Jul 2, 2012
Study: Seasonal prescribing patterns influence antibiotic resistance
Seasonal increases in antibiotic use, such as in the winter when upper-respiratory infections spike, can drive short-term changes in antibiotic resistance, according to a US study in Clinical Infectious Diseases. A team led by Princeton researchers looked at 1999 through 2007 records from a large retail prescription database on five antibiotic classes that make up 70% of prescriptions each year. They compared the trends with those in an electronic susceptibility test result database that includes more than 300 US labs. They found strong correlation between some combinations of antibiotic prescriptions and resistance levels in Escherichia coli and Staphylococcus aureus, with the correlation strongest between resistance and the drugs that are most heavily prescribed. For example, they found that resistant E coli prevalence lagged aminopenicillins and fluoroquinolones by 1 month. The authors of the study said in a press release today from the Infectious Diseases Society of America (IDSA) that the findings suggest that antibiotic prescribing restrictions set by hospitals could be undermined without coordinated community efforts to curb unnecessary use. They said that decreasing inappropriate antibiotic use through flu vaccination and better education of physicians and patients could have an impact.
Jul 1 Clin Infect Dis abstract
Jul 2 IDSA press release
WHO warns of rising drug-resistant TB in Europe
Cases of multidrug-resistant (MDR-TB) and extensively drug-resistant tuberculosis (XDR-TB) are rising in Europe as the treatment success rate for TB is slipping, the World Health Organization (WHO) said today as managers of national TB programs opened a meeting in London. The WHO's Regional Office for Europe estimated that 81,000 people fall ill with MDR-TB in the region each year, but because of limited access to care, only 29,000 cases were diagnosed in 2010. Noting that treatment for resistant TB is lengthy, complicated, and costly, the WHO said treatment success rates for new and previously treated TB cases fell from 72% and 50%, respectively, in 2005 to 69% and 48% in 2010. The statement quoted a Romanian man who described how, while being treated for XDR-TB, he wasn't allowed to work, but he had to return work to keep his family from starving. He died in May. Following adoption of a regional action plan last year, many European Region countries have increased access to treatment for resistant TB, but many patients still go undiagnosed or untreated, the WHO said.
Jun 29 WHO Europe statement
WHO, CDC experts haven't solved Vietnam's mystery syndrome
Officials from the World Health Organization (WHO) and the US Centers for Disease Control and Prevention (CDC) have not been able to figure out the mysterious, deadly skin ailment that has plagued Vietnam's central Quang Ngai province, Than Nien News reported.
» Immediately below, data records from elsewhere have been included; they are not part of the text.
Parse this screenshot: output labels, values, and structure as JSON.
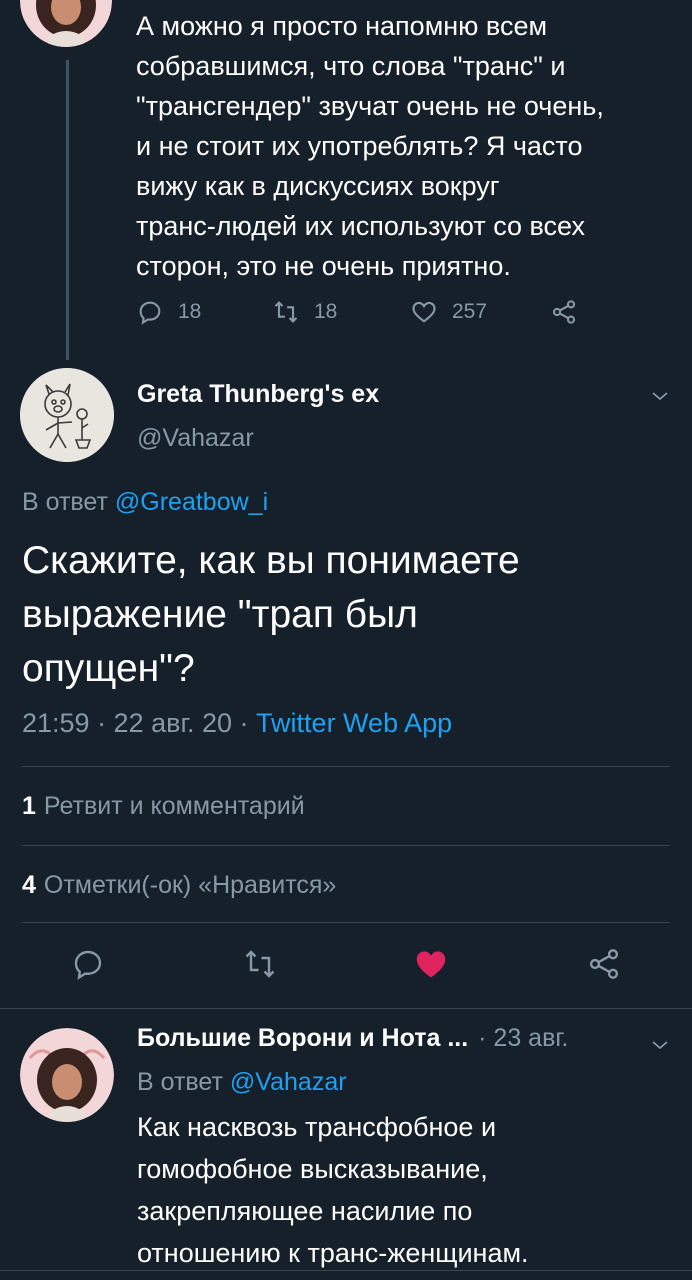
{
  "parent_tweet": {
    "text": "А можно я просто напомню всем\nсобравшимся, что слова \"транс\" и\n\"трансгендер\" звучат очень не очень,\nи не стоит их употреблять? Я часто\nвижу как в дискуссиях вокруг\nтранс-людей их используют со всех\nсторон, это не очень приятно.",
    "replies": "18",
    "retweets": "18",
    "likes": "257",
    "icons": [
      "reply-icon",
      "retweet-icon",
      "like-icon",
      "share-icon"
    ]
  },
  "main_tweet": {
    "author_name": "Greta Thunberg's ex",
    "author_handle": "@Vahazar",
    "reply_prefix": "В ответ ",
    "reply_mention": "@Greatbow_i",
    "text": "Скажите, как вы понимаете\nвыражение \"трап был\nопущен\"?",
    "time_date": "21:59 · 22 авг. 20 · ",
    "source": "Twitter Web App",
    "retweet_count": "1",
    "retweet_label": "Ретвит и комментарий",
    "like_count": "4",
    "like_label": "Отметки(-ок) «Нравится»",
    "liked": true,
    "like_color": "#e0245e"
  },
  "reply_tweet": {
    "author_name": "Большие Ворони и Нота ...",
    "date": "· 23 авг.",
    "reply_prefix": "В ответ ",
    "reply_mention": "@Vahazar",
    "text": "Как насквозь трансфобное и\nгомофобное высказывание,\nзакрепляющее насилие по\nотношению к транс-женщинам."
  },
  "colors": {
    "background": "#15202b",
    "secondary_text": "#8899a6",
    "link": "#1da1f2",
    "divider": "#38444d"
  }
}
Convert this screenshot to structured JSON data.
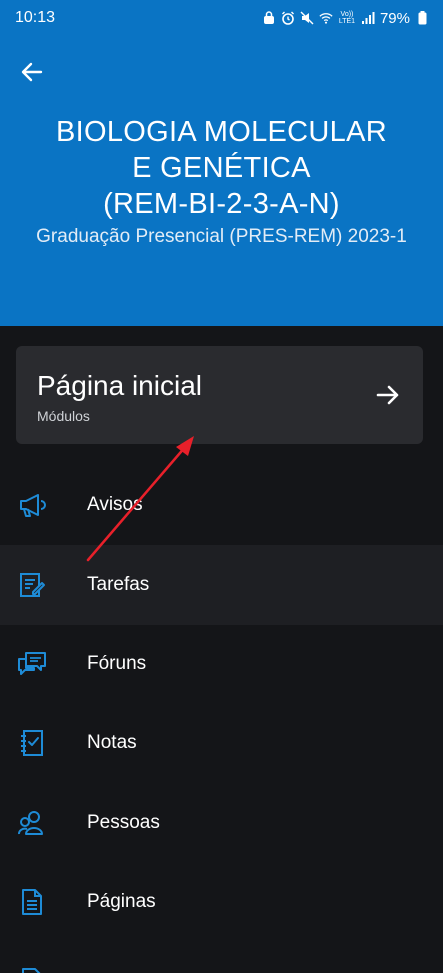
{
  "status": {
    "time": "10:13",
    "signal_label": "Vo)) LTE1",
    "battery": "79%"
  },
  "header": {
    "title_lines": [
      "BIOLOGIA MOLECULAR",
      "E GENÉTICA",
      "(REM-BI-2-3-A-N)"
    ],
    "subtitle": "Graduação Presencial (PRES-REM) 2023-1",
    "background": "#0a74c4"
  },
  "home": {
    "title": "Página inicial",
    "subtitle": "Módulos"
  },
  "menu": {
    "items": [
      {
        "label": "Avisos",
        "icon": "megaphone-icon"
      },
      {
        "label": "Tarefas",
        "icon": "assignment-icon"
      },
      {
        "label": "Fóruns",
        "icon": "forum-icon"
      },
      {
        "label": "Notas",
        "icon": "grades-icon"
      },
      {
        "label": "Pessoas",
        "icon": "people-icon"
      },
      {
        "label": "Páginas",
        "icon": "pages-icon"
      }
    ],
    "accent": "#1e8bd6"
  }
}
Two WHO and CDC experts arrived in Vietnam in June to work with local officials to identify a disease that has affected 216 people and killed 12 of them, Than Nien reported, citing a press release from the WHO and Vietnam's Ministry of Health. The disease, which the WHO calls inflammatory palmoplantar hyperkeratosis syndrome, is characterized by "chronic intoxication" that can lead to inflammation and lesions on the hands, feet, and liver, the story said. "We do no[t] know what causes the syndrome, or its source of transmission; identifying the cause may take longer than anticipated or prove elusive," said Takeshi Kasai, MD, the WHO's Vietnam representative. The syndrome may not be infectious, the story said.
Jun 29 Than Nien story
Groups focus Hispaniola cholera efforts on clean water, sanitation
Global health groups and several nongovernmental organizations agreed to pool efforts to promote water and sanitation improvements as key to long-term cholera success in Haiti and the Dominican Republic, according to a press release from the Pan American Health Organization (PAHO) and the WHO. Groups involved in the effort were on hand to launch the new Regional Coalition on Water and Sanitation for the Elimination of Cholera in the Island of Hispaniola at a Jun 29 meeting of the Organization of American States in Washington, DC. The goal is to help the two countries harmonize and streamline international support for investments in water and sanitation infrastructure, with the Inter-American Development Bank (IDB), said the effort is a high priority for the IDB, which has pledged to give Haiti $200 million per year over the next 10 years. The launch of the regional group follows a Jan 11 call from the presidents of Haiti and the Dominican Republic, along with a host of global health partners, to eliminate cholera on Hispaniola through investment in water and sanitation.
Jun 29 PAHO/WHO press release
In other cholera developments, infectious disease message boards and news blogs with expertise in translating foreign-language news reports are reporting a cholera outbreak in Manzanillo, Cuba, located in the eastern part of the country. The reports are citing independent Cuban press and other sources. According to the reports, the outbreak has killed two people, with at least 50 additional illnesses that are overwhelming the local hospital. None of the stories had any information about a possible source of the outbreak. One report said the government has placed the town under quarantine.